Crowley stared at the priceless fragment, browned by the centuries and secured between two pieces of three-millimetre glass by Japanese paper tabs and wheat starch paste. The contents of even this small fragment were explosive, and Crowley was in no doubt the scribe had been guided by a very high-ranking Egyptian official, perhaps Ay himself, the grand vizier or prime minister of Egypt when the nine-year-old Tutankhamun had been installed as pharaoh in 1332 BC. Crowley and many professional Egyptologists suspected that Ay might have been responsible for the king’s death at the young age of eighteen. Recent X-rays of Tutankhamun’s mummified body had revealed that the boy king had suffered a massive blow to the back of the head, and it was Ay who had most to gain from the king’s death, succeeding him as the penultimate pharaoh of the eighteenth dynasty of the New Kingdom.

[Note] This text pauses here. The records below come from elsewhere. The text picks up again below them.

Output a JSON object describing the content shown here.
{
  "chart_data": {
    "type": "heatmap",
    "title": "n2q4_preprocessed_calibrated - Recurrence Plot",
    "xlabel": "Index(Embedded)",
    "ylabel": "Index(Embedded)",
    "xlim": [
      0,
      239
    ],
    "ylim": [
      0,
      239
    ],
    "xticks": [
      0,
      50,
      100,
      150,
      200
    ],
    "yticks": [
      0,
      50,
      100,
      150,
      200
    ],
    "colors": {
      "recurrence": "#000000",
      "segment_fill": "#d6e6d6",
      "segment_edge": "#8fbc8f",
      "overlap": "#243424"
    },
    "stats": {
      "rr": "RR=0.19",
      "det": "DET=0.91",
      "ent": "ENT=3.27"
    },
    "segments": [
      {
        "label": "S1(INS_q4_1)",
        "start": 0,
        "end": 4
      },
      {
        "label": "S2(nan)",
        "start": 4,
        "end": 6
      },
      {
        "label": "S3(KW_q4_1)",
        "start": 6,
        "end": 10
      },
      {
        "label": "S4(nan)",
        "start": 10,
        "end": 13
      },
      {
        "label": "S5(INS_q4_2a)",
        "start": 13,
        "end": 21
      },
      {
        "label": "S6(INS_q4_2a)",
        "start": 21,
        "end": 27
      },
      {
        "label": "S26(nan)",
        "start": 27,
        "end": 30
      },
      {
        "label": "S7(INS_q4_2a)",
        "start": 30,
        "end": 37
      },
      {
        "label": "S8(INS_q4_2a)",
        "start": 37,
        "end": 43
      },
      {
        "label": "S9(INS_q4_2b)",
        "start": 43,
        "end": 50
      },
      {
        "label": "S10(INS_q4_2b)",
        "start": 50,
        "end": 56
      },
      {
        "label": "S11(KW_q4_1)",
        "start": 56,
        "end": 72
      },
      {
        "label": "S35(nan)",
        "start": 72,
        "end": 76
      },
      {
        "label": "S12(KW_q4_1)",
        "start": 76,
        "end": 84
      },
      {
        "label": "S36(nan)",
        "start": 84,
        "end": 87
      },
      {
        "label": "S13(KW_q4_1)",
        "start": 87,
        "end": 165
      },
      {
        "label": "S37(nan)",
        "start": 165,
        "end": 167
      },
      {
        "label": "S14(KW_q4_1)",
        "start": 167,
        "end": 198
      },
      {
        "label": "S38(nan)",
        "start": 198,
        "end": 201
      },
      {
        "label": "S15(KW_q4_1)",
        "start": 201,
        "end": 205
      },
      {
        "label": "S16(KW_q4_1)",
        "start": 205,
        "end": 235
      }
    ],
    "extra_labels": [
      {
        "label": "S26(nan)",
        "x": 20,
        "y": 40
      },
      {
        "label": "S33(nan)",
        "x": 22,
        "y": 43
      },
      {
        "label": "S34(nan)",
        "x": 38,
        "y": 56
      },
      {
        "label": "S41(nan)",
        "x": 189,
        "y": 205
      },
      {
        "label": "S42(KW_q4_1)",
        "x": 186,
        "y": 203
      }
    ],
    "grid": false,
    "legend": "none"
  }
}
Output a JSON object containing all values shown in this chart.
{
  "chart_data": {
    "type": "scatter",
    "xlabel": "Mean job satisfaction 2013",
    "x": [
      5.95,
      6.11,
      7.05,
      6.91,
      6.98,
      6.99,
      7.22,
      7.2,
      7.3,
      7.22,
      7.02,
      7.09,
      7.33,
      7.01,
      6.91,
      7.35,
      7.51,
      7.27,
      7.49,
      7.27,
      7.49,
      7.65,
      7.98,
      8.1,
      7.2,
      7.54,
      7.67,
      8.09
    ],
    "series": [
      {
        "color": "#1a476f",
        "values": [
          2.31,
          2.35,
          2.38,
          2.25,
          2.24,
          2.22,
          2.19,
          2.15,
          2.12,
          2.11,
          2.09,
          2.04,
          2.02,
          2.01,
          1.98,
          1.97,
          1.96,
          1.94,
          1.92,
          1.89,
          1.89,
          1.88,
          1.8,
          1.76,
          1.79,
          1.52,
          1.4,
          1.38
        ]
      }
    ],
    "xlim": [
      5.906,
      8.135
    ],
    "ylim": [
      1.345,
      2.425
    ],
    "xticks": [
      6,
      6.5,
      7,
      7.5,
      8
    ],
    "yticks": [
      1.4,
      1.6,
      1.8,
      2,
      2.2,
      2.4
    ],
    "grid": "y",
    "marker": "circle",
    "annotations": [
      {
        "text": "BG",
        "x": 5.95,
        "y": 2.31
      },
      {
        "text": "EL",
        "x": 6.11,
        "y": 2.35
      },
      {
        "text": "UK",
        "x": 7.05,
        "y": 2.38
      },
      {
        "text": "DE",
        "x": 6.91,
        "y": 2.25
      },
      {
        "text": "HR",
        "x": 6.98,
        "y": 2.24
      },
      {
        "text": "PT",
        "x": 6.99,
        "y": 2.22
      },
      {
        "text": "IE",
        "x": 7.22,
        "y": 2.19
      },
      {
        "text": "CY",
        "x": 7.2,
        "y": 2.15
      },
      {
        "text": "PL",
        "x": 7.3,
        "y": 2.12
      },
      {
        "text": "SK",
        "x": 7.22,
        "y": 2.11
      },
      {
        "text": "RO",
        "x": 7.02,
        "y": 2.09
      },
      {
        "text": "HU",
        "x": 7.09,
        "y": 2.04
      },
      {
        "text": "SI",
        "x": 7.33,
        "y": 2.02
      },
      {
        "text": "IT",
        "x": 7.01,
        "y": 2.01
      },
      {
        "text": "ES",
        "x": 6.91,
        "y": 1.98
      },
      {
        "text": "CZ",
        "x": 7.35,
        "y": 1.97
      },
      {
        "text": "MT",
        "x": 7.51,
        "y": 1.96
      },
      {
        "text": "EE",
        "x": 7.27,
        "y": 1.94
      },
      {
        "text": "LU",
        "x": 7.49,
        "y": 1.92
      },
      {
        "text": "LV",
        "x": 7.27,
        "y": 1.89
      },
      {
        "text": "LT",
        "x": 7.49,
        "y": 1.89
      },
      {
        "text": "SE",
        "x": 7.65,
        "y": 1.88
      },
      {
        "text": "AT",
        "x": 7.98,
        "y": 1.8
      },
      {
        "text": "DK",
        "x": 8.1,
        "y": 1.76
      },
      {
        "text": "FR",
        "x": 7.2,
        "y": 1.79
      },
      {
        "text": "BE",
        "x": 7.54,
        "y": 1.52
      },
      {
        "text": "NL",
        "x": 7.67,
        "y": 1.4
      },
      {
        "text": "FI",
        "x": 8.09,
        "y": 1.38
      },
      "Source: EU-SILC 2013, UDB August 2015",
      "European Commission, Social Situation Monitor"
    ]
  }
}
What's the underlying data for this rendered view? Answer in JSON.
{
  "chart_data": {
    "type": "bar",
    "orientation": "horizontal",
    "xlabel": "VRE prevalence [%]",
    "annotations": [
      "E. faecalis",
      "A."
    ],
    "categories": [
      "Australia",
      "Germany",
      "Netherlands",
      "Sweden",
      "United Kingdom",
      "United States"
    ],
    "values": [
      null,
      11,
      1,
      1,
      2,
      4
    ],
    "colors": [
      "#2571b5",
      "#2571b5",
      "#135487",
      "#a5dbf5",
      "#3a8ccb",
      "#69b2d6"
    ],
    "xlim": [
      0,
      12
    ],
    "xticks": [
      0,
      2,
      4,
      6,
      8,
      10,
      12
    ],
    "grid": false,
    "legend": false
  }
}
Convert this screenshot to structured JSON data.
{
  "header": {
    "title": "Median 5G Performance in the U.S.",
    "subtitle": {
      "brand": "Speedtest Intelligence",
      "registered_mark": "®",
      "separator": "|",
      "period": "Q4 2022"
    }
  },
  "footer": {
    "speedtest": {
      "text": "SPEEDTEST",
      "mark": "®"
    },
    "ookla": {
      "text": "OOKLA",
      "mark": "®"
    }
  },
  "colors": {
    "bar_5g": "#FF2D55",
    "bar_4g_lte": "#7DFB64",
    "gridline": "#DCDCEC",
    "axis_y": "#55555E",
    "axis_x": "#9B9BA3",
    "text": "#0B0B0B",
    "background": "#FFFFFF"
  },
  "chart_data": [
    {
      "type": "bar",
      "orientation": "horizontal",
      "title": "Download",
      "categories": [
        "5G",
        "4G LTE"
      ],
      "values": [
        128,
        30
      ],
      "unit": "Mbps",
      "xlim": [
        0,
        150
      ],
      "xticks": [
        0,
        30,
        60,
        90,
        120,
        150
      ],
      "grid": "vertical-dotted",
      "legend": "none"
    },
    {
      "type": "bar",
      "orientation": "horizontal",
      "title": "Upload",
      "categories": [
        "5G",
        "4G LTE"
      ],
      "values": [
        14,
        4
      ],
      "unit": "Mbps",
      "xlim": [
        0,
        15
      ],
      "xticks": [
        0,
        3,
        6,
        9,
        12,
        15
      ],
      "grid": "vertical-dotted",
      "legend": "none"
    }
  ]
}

The eons had turned the ancient black ink to grey, but it was still legible, and for the umpteenth time, Crowley wrestled with the translation of the hieroglyphs: pintail ducks and scarab beetles, feathers and claws, interspersed with male and female figures, ropes and bowls, and signs for water. Crowley possessed an intimate knowledge of both the alphabetic elements and the logographic representation of whole words. To the EVRAN CEO, the first words on the Euclid fragment were clear enough.